Essere “una sorta di chiave che apre le porte, il ‘reagente’ che ammorbidisce le sbarre di qualsiasi situazione in cui le persone si trovino ad essere imprigionate: schiave di sé stesse, del proprio egoismo, dei contesti storici, sociali e familiari. Presentare e quindi donare, mettere a disposizione la nostra vita; che sia quindi limpida, bella e santa, per leggere ed interpretare ogni questione annosa e pertanto capace di affrancare da ogni genere di oppressione”.

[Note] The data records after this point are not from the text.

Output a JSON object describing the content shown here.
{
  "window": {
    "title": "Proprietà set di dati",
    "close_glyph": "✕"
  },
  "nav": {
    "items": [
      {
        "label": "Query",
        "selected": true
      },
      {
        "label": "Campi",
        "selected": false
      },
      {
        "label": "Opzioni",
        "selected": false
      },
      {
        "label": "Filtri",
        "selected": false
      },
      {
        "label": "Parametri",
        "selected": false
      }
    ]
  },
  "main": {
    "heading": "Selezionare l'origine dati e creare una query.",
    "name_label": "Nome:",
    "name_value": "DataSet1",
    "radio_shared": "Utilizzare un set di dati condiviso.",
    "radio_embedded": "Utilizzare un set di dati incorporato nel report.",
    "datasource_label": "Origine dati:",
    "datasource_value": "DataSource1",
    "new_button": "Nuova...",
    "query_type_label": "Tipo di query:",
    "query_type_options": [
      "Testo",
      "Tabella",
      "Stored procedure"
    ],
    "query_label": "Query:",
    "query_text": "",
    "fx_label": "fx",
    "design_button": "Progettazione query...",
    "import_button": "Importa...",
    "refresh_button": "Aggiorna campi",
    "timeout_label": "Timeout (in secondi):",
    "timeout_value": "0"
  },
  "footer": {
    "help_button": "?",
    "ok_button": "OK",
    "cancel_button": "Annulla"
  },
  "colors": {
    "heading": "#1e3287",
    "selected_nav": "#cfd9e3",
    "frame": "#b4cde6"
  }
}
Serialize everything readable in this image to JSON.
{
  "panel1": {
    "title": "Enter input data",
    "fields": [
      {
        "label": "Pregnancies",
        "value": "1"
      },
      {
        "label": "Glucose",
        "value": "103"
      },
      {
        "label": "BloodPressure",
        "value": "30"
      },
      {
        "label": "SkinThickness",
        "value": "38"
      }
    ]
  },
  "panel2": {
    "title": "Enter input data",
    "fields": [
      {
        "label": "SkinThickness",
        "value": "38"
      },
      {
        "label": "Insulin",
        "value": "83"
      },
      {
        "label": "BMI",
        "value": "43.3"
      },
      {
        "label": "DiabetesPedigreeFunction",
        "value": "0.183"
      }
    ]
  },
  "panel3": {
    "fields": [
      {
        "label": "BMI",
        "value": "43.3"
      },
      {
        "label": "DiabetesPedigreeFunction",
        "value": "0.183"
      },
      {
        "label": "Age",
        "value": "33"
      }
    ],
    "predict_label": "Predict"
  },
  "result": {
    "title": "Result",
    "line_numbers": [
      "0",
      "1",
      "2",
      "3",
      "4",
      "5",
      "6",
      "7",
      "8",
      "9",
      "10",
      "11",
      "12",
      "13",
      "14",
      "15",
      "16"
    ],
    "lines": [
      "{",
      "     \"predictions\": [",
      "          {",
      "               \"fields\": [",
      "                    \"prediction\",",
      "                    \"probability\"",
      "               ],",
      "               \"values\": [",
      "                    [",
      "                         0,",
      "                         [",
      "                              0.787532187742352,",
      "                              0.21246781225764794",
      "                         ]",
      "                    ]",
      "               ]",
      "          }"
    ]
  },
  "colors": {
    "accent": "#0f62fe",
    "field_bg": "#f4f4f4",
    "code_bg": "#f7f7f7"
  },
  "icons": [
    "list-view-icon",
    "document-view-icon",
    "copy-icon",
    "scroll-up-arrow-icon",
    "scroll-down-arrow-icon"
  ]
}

“Allontaniamo da noi la tentazione di scrivere, anche solo di abbozzare con la nostra condotta e scelte di vita o correnti di pensiero, altra storia che non sia quella del Vangelo rivolto ai poveri, o che sia anche semplicemente ad esso parallela. Sia piuttosto la nostra vita sempre Vangelo vivo, nel nostro oggi, nella concretezza di questo nostro tempo e mai anacronistica, fuori dal tempo e quindi fuori luogo”, ha concluso.